Wednesday, September 30, 2015

What explains RBI's surprise rate cut?

The RBI's rate cut of 50 basis points was a huge surprise to everybody. I would have thought the market reaction would be ecstatic. It hasn't quite been that although the market indices have risen. I argued for a 50 bp cut in an article in the Hindu (Hemmed in by the safety net) on September 28 but did not expect the RBI to oblige.

So, what caused the RBI governor to change his mind?

Many analysts point to the global economy, the inflation rate being within the 6% target for January 2016 and the downward revision in the growth rate for India to 7.4%. And yet, none of these was seen as influencing the RBI in the run-up to the budget. It's also hard to buy the contention that the RBI has tilted in favour of growth: the governor is sticking to the glide path for inflation and is setting his sights on bringing inflation down to 5% by 2017. That being the case, the RBI would have been more comfortable delivering a cut of just 25 bp. Why a 50 bp cut?
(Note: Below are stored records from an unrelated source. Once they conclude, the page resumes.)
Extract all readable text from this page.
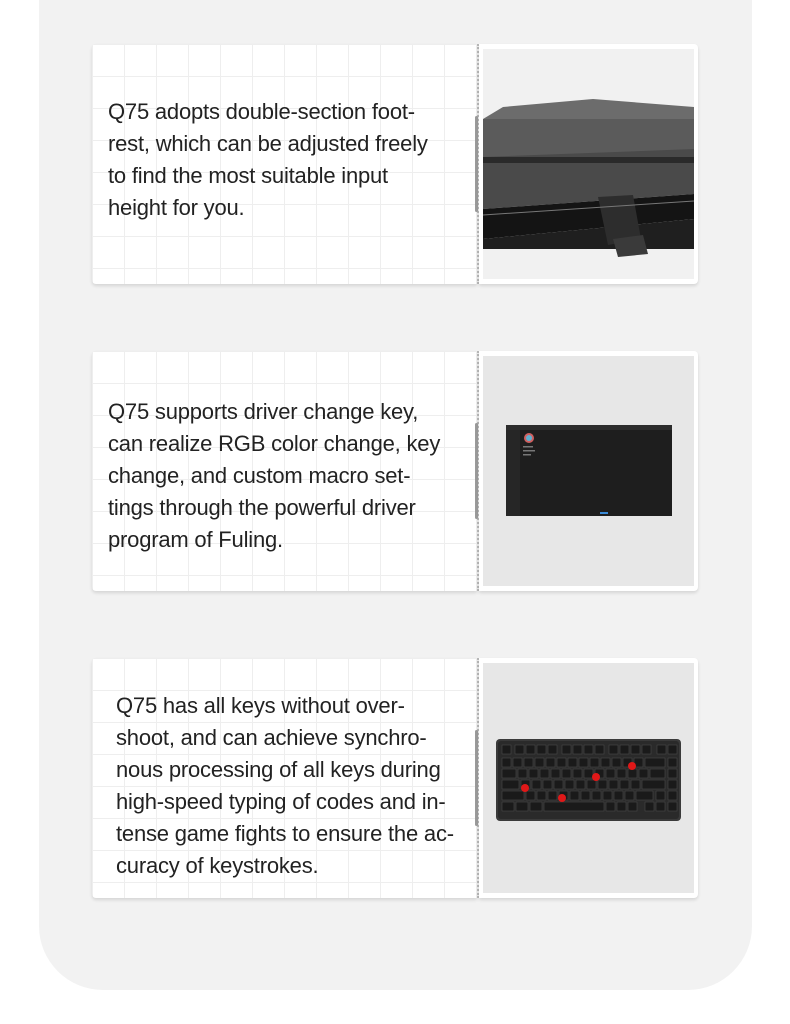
Q75 adopts double-section foot-
rest, which can be adjusted freely
to find the most suitable input
height for you.

Q75 supports driver change key,
can realize RGB color change, key
change, and custom macro set-
tings through the powerful driver
program of Fuling.

Q75 has all keys without over-
shoot, and can achieve synchro-
nous processing of all keys during
high-speed typing of codes and in-
tense game fights to ensure the ac-
curacy of keystrokes.
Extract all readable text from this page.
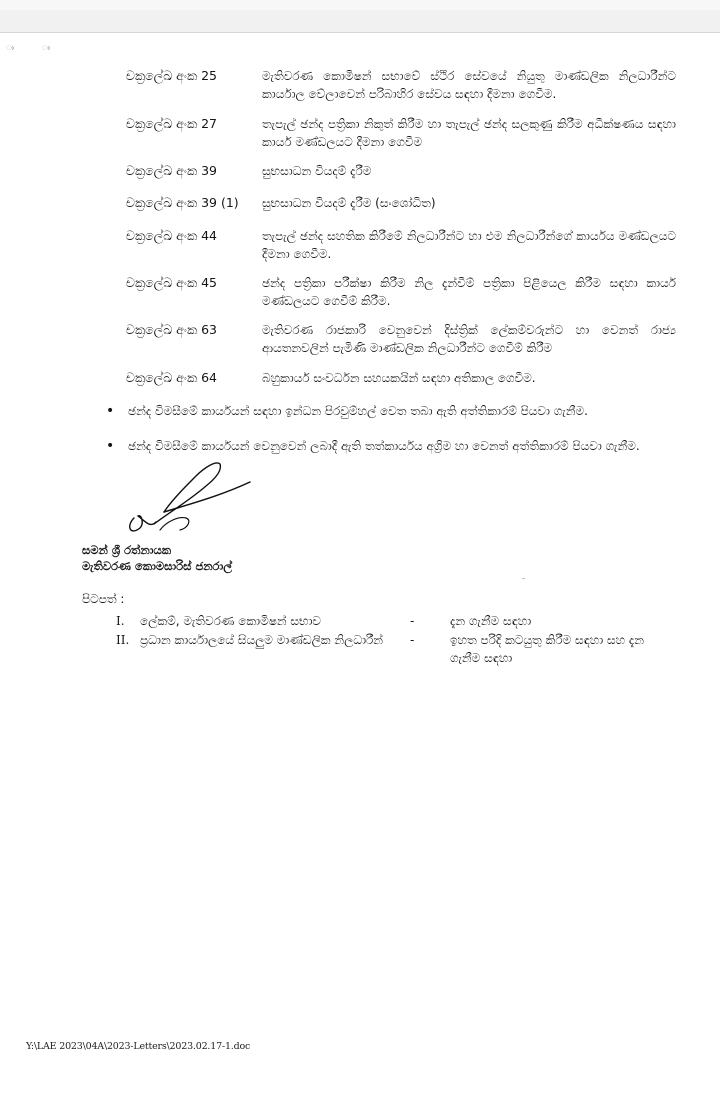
ා	ා
චක්‍රලේඛ අංක 25	මැතිවරණ කොමිෂන් සභාවේ ස්ථිර සේවයේ නියුතු මාණ්ඩලික නිලධාරීන්ට කාර්යාල වේලාවෙන් පරිබාහිර සේවය සඳහා දීමනා ගෙවීම.
චක්‍රලේඛ අංක 27	තැපැල් ඡන්ද පත්‍රිකා නිකුත් කිරීම හා තැපැල් ඡන්ද සලකුණු කිරීම අධීක්ෂණය සඳහා කාර්ය මණ්ඩලයට දීමනා ගෙවීම
චක්‍රලේඛ අංක 39	සුභසාධන වියදම් දැරීම
චක්‍රලේඛ අංක 39 (1)	සුභසාධන වියදම් දැරීම (සංශෝධිත)
චක්‍රලේඛ අංක 44	තැපැල් ඡන්ද සහතික කිරීමේ නිලධාරීන්ට හා එම නිලධාරීන්ගේ කාර්යය මණ්ඩලයට දීමනා ගෙවීම.
චක්‍රලේඛ අංක 45	ඡන්ද පත්‍රිකා පරීක්ෂා කිරීම නිල දැන්වීම් පත්‍රිකා පිළියෙල කිරීම සඳහා කාර්ය මණ්ඩලයට ගෙවීම් කිරීම.
චක්‍රලේඛ අංක 63	මැතිවරණ රාජකාරි වෙනුවෙන් දිස්ත්‍රික් ලේකම්වරුන්ට හා වෙනත් රාජ්‍ය ආයතනවලින් පැමිණි මාණ්ඩලික නිලධාරීන්ට ගෙවීම් කිරීම
චක්‍රලේඛ අංක 64	බහුකාර්ය සංවර්ධන සහයකයින් සඳහා අතිකාල ගෙවීම.
•	ඡන්ද විමසීමේ කාර්යයන් සඳහා ඉන්ධන පිරවුම්හල් වෙත තබා ඇති අත්තිකාරම් පියවා ගැනීම.
•	ඡන්ද විමසීමේ කාර්යයන් වෙනුවෙන් ලබාදී ඇති තත්කාර්යය අග්‍රිම හා වෙනත් අත්තිකාරම් පියවා ගැනීම.
සමන් ශ්‍රී රත්නායක
මැතිවරණ කොමසාරිස් ජනරාල්
පිටපත් :
I.	ලේකම්, මැතිවරණ කොමිෂන් සභාව	-	දැන ගැනීම සඳහා
II. ප්‍රධාන කාර්යාලයේ සියලුම මාණ්ඩලික නිලධාරීන්	-	ඉහත පරිදි කටයුතු කිරීම සඳහා සහ දැන ගැනීම සඳහා
Y:\LAE 2023\04A\2023-Letters\2023.02.17-1.doc
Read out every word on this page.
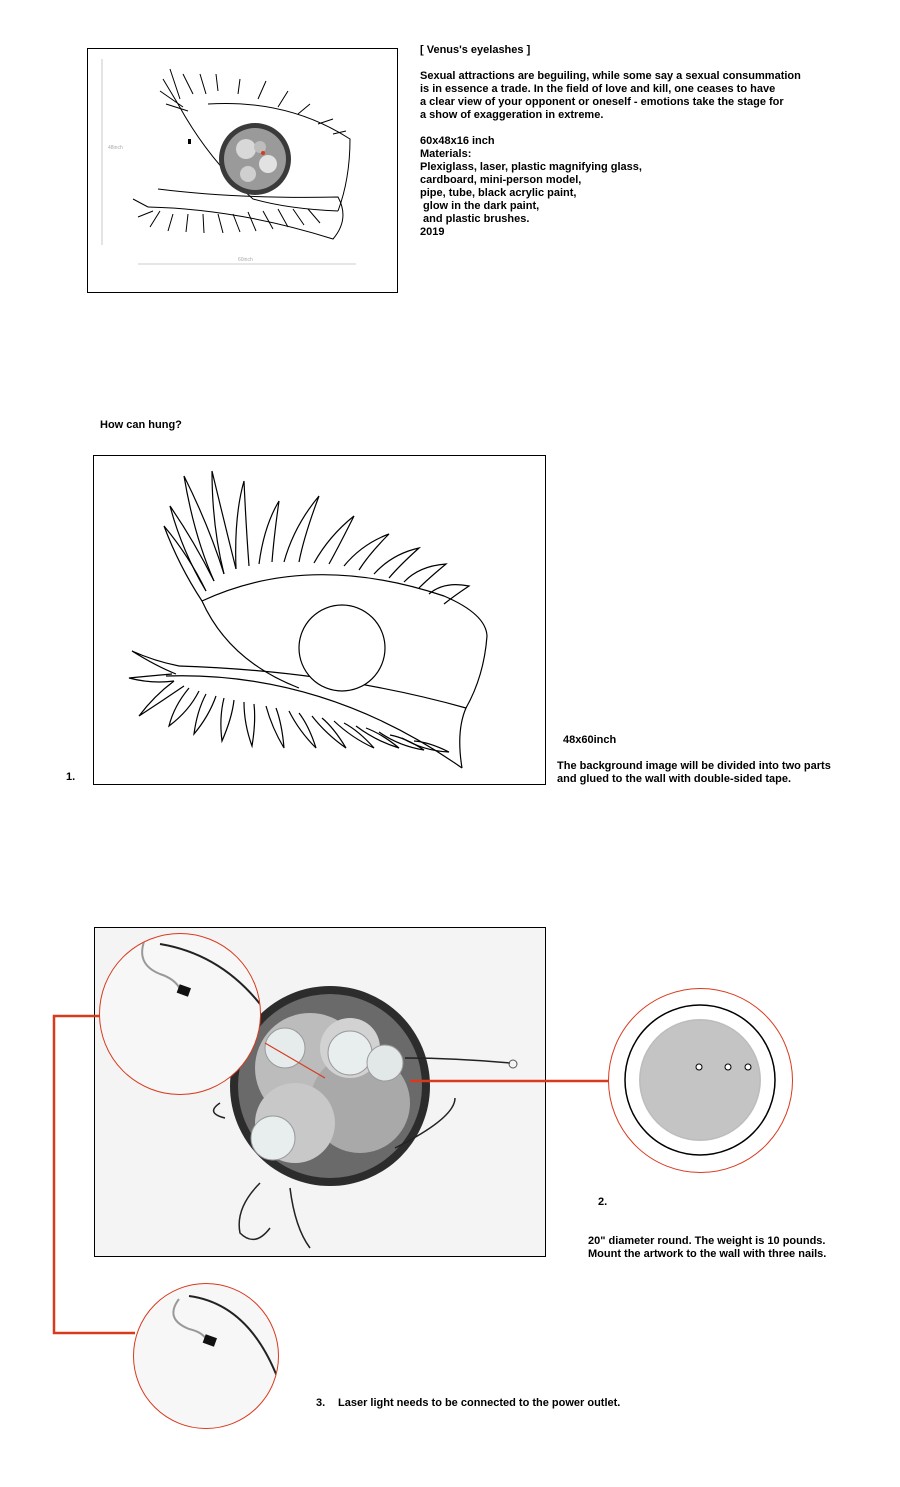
48inch
60inch
[ Venus's eyelashes ]
Sexual attractions are beguiling, while some say a sexual consummation
is in essence a trade. In the field of love and kill, one ceases to have
a clear view of your opponent or oneself - emotions take the stage for
a show of exaggeration in extreme.
60x48x16 inch
Materials:
Plexiglass, laser, plastic magnifying glass,
cardboard, mini-person model,
pipe, tube, black acrylic paint,
glow in the dark paint,
and plastic brushes.
2019
How can hung?
1.
48x60inch
The background image will be divided into two parts
and glued to the wall with double-sided tape.
2.
20" diameter round. The weight is 10 pounds.
Mount the artwork to the wall with three nails.
3. Laser light needs to be connected to the power outlet.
My guess is that the steep cut has to do with the NPA and capital position of public sector banks. The woes of the steel industry have been added to those of the infrastructure sector and there's no let up in pressure on the NPA front. There's only so much additional capital the government can provide. However, banks are holding to excess SLR securities- around 29% of liabilities against the mandated 21.5%. A rate cut boosts the value of these holdings and gives capital gains to banks. This helps them make provisions against growing NPAs. In the process, the rate cut does provide  a stimulus to the economy and especially to retail credit.

If the market response has been somewhat tepid, it could be because it's hard to conclude that this is the beginning of a round of rate cuts. Instead, as the governor mentioned, the RBI has front-loaded rate cuts, delivered these at one go. It's unlikely that there is much more to look forward to in the year ahead, especially if the Fed rate hike comes through.

We need to get growth over 8%. It would have helped if the governor had reiterated his commitment to the 6% target for January 2016 and omitted any mention of a target for 2017. That he did not do so suggests that bringing down inflation further remains the priority.


3 comments:

K.R.Srivarahan said...

Sometimes some of us suffer from 'Surprise Bias', an urge to create surprise. Central bank governors do not like predictability of their actions. I wonder if these two psychological factors were involved.

Anonymous said...

Hi Prof.,
Nice blog. Some of the commentators have also raised a flag over deposits getting affected and People moving the savings to physical assets. So new deposits may be difficult to mobilize.

This apart from the new models of banking that have been introduced which is to bank to the unbanked. The established banks might find it difficult.

A CRR cut would also have been good.

- deeps

T T Ram Mohan said...

Mr Srivarahan, Yes, central bank governors do like to surprise but they need to be seen to b consistent in their actions as otherwise their credibility gets eroded. In the present case, most analysts see the RBI's action as not consistent with recent pronouncements.

Deeps, yes, lowering the rate does impact deposits but, at the present level of credit growth, this should not be a problem.